In contrast to previous studies, we found improved learning even when correct answer feedback was delayed. Grimaldi and Karpicke (2012) suggested that learning promotion by failed retrieval does not occur under conditions where feedback is delayed, so semantic networks that activate for only a short time like priming exist as a failed retrieval mechanism. However, the results of this experiment did not support this conclusion. Notably, encouraging the activation of the semantic networks by increasing the number of words to be answered had no impact on the FRE. Thus, the difference between sentences and word pair stimuli cannot be fully explained by “the richness of semantic networks” (Kornell, 2014).

However, in this experiment, the time interval to feedback varied greatly, from just under a minute to just under 12 min. Although the procedure in this experiment followed that of previous studies in which the effect of failed retrieval disappeared due to delayed feedback, it is possible that the variation in time until feedback may have influenced learning, and perhaps the delay time was not long enough.
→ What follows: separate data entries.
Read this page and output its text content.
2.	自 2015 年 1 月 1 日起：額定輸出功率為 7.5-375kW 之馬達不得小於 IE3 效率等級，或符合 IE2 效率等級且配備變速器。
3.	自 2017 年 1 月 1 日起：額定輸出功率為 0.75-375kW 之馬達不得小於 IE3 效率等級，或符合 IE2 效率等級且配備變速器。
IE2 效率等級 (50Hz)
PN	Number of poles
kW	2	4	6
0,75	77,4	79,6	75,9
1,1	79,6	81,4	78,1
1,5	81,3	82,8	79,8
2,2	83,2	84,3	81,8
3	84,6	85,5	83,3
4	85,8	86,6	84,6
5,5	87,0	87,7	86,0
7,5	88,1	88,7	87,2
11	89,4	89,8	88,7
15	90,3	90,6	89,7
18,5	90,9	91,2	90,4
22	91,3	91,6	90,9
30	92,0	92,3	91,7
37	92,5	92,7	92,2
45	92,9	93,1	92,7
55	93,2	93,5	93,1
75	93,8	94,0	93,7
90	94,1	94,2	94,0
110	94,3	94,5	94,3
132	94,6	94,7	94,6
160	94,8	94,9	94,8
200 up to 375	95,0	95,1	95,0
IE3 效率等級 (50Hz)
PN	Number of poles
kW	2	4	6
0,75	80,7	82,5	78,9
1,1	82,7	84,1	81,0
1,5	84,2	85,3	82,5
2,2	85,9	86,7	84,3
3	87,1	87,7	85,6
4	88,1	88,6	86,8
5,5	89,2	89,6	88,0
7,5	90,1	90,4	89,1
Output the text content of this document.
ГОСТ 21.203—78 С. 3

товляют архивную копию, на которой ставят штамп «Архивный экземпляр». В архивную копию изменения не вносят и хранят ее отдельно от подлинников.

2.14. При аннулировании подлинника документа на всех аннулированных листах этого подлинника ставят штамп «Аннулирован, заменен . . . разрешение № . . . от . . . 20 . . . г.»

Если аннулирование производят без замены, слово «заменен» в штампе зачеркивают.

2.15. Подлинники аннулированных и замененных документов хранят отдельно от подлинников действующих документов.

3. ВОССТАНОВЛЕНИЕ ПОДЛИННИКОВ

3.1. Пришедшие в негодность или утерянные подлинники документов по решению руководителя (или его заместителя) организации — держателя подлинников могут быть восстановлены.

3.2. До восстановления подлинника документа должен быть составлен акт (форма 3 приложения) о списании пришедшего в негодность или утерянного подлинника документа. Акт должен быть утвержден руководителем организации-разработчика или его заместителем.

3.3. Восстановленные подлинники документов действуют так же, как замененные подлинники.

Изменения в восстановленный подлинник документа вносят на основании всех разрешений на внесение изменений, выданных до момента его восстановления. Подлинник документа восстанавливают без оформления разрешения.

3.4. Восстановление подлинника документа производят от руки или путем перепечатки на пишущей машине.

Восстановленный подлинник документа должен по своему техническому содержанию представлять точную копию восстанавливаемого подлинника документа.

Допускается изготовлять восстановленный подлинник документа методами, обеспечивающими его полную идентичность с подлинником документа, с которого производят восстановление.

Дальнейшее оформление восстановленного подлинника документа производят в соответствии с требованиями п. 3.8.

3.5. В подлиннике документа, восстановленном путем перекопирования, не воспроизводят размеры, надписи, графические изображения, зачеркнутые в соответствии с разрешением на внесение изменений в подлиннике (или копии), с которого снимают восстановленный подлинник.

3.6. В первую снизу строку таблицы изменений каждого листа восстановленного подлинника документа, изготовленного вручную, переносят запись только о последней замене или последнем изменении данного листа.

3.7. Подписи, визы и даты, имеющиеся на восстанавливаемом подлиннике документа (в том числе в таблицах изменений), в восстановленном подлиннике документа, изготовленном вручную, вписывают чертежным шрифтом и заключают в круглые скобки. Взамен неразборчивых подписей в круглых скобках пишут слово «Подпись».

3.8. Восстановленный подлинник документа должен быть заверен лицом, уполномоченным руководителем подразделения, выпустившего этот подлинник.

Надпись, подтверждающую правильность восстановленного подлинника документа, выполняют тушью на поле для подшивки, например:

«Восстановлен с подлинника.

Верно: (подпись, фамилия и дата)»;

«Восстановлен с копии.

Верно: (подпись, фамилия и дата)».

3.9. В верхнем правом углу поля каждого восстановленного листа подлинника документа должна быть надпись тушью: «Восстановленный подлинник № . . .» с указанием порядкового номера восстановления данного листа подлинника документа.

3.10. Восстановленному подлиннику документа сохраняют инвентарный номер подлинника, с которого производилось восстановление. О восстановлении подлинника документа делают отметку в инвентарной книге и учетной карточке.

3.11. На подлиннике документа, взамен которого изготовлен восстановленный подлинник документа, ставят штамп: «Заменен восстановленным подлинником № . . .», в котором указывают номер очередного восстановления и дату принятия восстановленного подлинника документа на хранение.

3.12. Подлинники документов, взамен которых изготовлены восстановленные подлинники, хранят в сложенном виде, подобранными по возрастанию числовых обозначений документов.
Accordingly, in Experiment 2, we minimized the variation of delay time to examine the impact of the relative length of the interval until feedback in promoting learning.

Experiment 2

In Experiment 2, we manipulated the interval of time until feedback to be either 4–5 min (short-delay condition) or 10–11 min (long-delay condition). This allowed us to investigate the effect and length of feedback delay on learning.